In fact, Thompson got so upset at one point he tried to walk out of the jury room for “some air” but was stopped by a bailiff.
Even if Ovando had been found guilty of raping Arevalo, he could not have gotten a longer sentence from the judge. The attempted rape was enough for the life-without-parole sentence.
When the jury was not ready with a verdict on Friday, after nine days of deliberation, the lawyers quipped that, “Boy, is Judge Cox going to be surprised.”
Cox had been away at his 40th high school reunion in Virginia for a week and had asked Judge Luis B. Cardenas to sit in for him when the jury was ready.

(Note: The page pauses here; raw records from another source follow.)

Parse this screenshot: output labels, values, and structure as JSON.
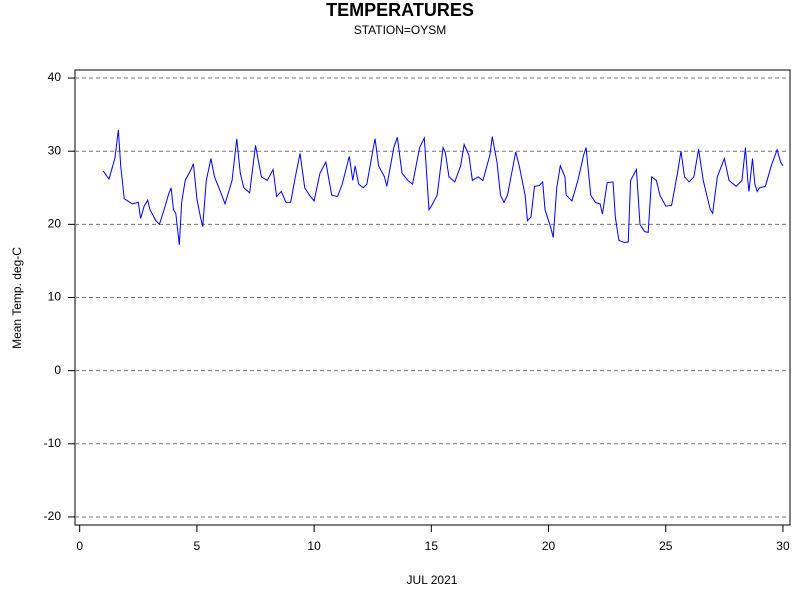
{
  "chart_data": {
    "type": "line",
    "title": "TEMPERATURES",
    "subtitle": "STATION=OYSM",
    "x_label": "JUL 2021",
    "y_label": "Mean Temp. deg-C",
    "xlim": [
      -0.2,
      30.3
    ],
    "xticks": [
      0,
      5,
      10,
      15,
      20,
      25,
      30
    ],
    "ylim": [
      -21.1,
      41.1
    ],
    "yticks": [
      -20,
      -10,
      0,
      10,
      20,
      30,
      40
    ],
    "grid": true,
    "series": [
      {
        "color": "#0000ff",
        "x": [
          1.0,
          1.25,
          1.5,
          1.65,
          1.75,
          1.9,
          2.0,
          2.25,
          2.5,
          2.6,
          2.75,
          2.9,
          3.0,
          3.25,
          3.4,
          3.6,
          3.8,
          3.9,
          4.0,
          4.1,
          4.25,
          4.35,
          4.5,
          4.75,
          4.85,
          5.0,
          5.15,
          5.25,
          5.4,
          5.6,
          5.75,
          6.0,
          6.2,
          6.5,
          6.7,
          6.85,
          7.0,
          7.25,
          7.5,
          7.75,
          8.0,
          8.25,
          8.4,
          8.6,
          8.8,
          9.0,
          9.2,
          9.4,
          9.6,
          9.8,
          10.0,
          10.25,
          10.5,
          10.75,
          11.0,
          11.2,
          11.5,
          11.65,
          11.75,
          11.9,
          12.1,
          12.25,
          12.5,
          12.6,
          12.75,
          13.0,
          13.1,
          13.4,
          13.55,
          13.75,
          14.0,
          14.2,
          14.5,
          14.7,
          14.9,
          15.0,
          15.25,
          15.5,
          15.6,
          15.75,
          16.0,
          16.25,
          16.4,
          16.6,
          16.75,
          17.0,
          17.2,
          17.5,
          17.6,
          17.8,
          17.95,
          18.1,
          18.25,
          18.6,
          18.75,
          19.0,
          19.1,
          19.25,
          19.4,
          19.6,
          19.75,
          19.85,
          20.0,
          20.1,
          20.2,
          20.35,
          20.5,
          20.7,
          20.75,
          21.0,
          21.25,
          21.5,
          21.6,
          21.8,
          22.0,
          22.2,
          22.3,
          22.5,
          22.75,
          22.85,
          23.0,
          23.25,
          23.4,
          23.5,
          23.75,
          23.9,
          24.1,
          24.25,
          24.4,
          24.6,
          24.75,
          25.0,
          25.25,
          25.5,
          25.65,
          25.8,
          26.0,
          26.2,
          26.4,
          26.6,
          26.75,
          26.9,
          27.0,
          27.2,
          27.5,
          27.7,
          28.0,
          28.25,
          28.4,
          28.5,
          28.55,
          28.7,
          28.8,
          28.9,
          29.0,
          29.25,
          29.5,
          29.75,
          29.9,
          30.0
        ],
        "values": [
          27.3,
          26.2,
          29,
          32.9,
          28,
          23.5,
          23.3,
          22.8,
          23,
          20.8,
          22.5,
          23.3,
          22,
          20.5,
          20,
          22,
          24.2,
          25,
          22,
          21.5,
          17.2,
          23,
          26,
          27.5,
          28.3,
          23.5,
          21,
          19.7,
          26,
          29,
          26.5,
          24.5,
          22.8,
          26,
          31.7,
          27,
          25,
          24.3,
          30.8,
          26.5,
          26,
          27.5,
          23.8,
          24.5,
          23,
          23,
          26.5,
          29.7,
          25,
          24,
          23.2,
          27,
          28.5,
          24,
          23.8,
          25.5,
          29.3,
          26,
          28,
          25.5,
          25,
          25.5,
          30,
          31.7,
          28,
          26.5,
          25.2,
          30.5,
          31.9,
          27,
          26,
          25.5,
          30.5,
          31.8,
          22,
          22.5,
          24,
          30.5,
          29.8,
          26.5,
          25.8,
          28,
          30.9,
          29.5,
          26,
          26.5,
          26,
          29.5,
          32,
          28.5,
          24,
          23,
          24,
          29.9,
          28,
          24,
          20.5,
          21,
          25.2,
          25.3,
          25.8,
          22,
          20.5,
          19.5,
          18.2,
          25,
          28,
          26.5,
          24,
          23.2,
          26,
          29.5,
          30.5,
          24,
          23,
          22.8,
          21.4,
          25.7,
          25.8,
          21,
          17.8,
          17.5,
          17.6,
          26,
          27.5,
          20,
          19,
          18.9,
          26.5,
          26,
          24,
          22.5,
          22.6,
          27,
          30,
          26.5,
          25.8,
          26.5,
          30.3,
          26,
          24,
          22,
          21.5,
          26.5,
          29,
          26,
          25.2,
          26,
          30.5,
          26,
          24.5,
          29,
          25.5,
          24.5,
          25,
          25.2,
          28,
          30.2,
          28.5,
          28
        ]
      }
    ]
  }
}
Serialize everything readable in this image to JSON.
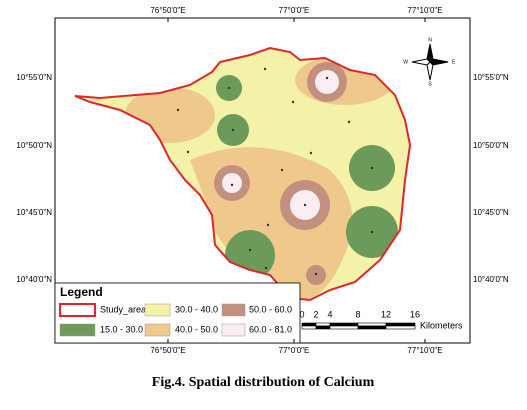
{
  "map": {
    "top_labels": [
      "76°50'0\"E",
      "77°0'0\"E",
      "77°10'0\"E"
    ],
    "bottom_labels": [
      "76°50'0\"E",
      "77°0'0\"E",
      "77°10'0\"E"
    ],
    "left_labels": [
      "10°55'0\"N",
      "10°50'0\"N",
      "10°45'0\"N",
      "10°40'0\"N"
    ],
    "right_labels": [
      "10°55'0\"N",
      "10°50'0\"N",
      "10°45'0\"N",
      "10°40'0\"N"
    ],
    "compass": {
      "north": "N",
      "south": "S",
      "east": "E",
      "west": "W"
    }
  },
  "legend": {
    "title": "Legend",
    "items": [
      "Study_area",
      "30.0 - 40.0",
      "50.0 - 60.0",
      "15.0 - 30.0",
      "40.0 - 50.0",
      "60.0 - 81.0"
    ]
  },
  "scale_bar": {
    "labels": [
      0,
      2,
      4,
      8,
      12,
      16
    ],
    "unit": "Kilometers"
  },
  "caption": "Fig.4. Spatial distribution  of Calcium"
}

“When I got back and heard the jury was still out, I couldn’t believe it,” Cox said later.
Jury foreman Leslie Fischetti of Fullerton later joked that the deliberations were so long and so heated that three jurors took up smoking.
By noon last Friday, she said, there were eight votes in favor of a rape conviction, one vote against and three undecided. But early Monday morning, the eight finally agreed that rape had not been proven. Ovando was acquitted on that charge and the “during a rape” special circumstance was thrown out.
Second Rape Case
Cox, in a statement rarely heard from the bench, told the jurors that he strongly agreed with their verdict.
“This is the first case that Mr. Kelley has ever lost in my courtroom,” Cox told the jurors. “But the evidence was so overwhelming there was no way he could get a foot in the door.”
Prosecutors decided against seeking the death penalty, partly because of Ovando’s willing confession to police in a case where they had no suspects.
Ovando was accused of raping a pregnant woman just two days before the Arevalo slaying. Kelley told the judge he was not ready to go to trial on that charge until after Ovando’s sentencing in September. But after prosecutor King objected, Ovando, his head bent and his voice shaking, told the court through an interpreter that he wanted to plead guilty.
When Kelley objected, Cox permitted Ovando to substitute another attorney. Prosecutor King was elated at that turn of events, because he had been hoping to spare the victim in that case from having to testify again. She had already appeared at a hearing.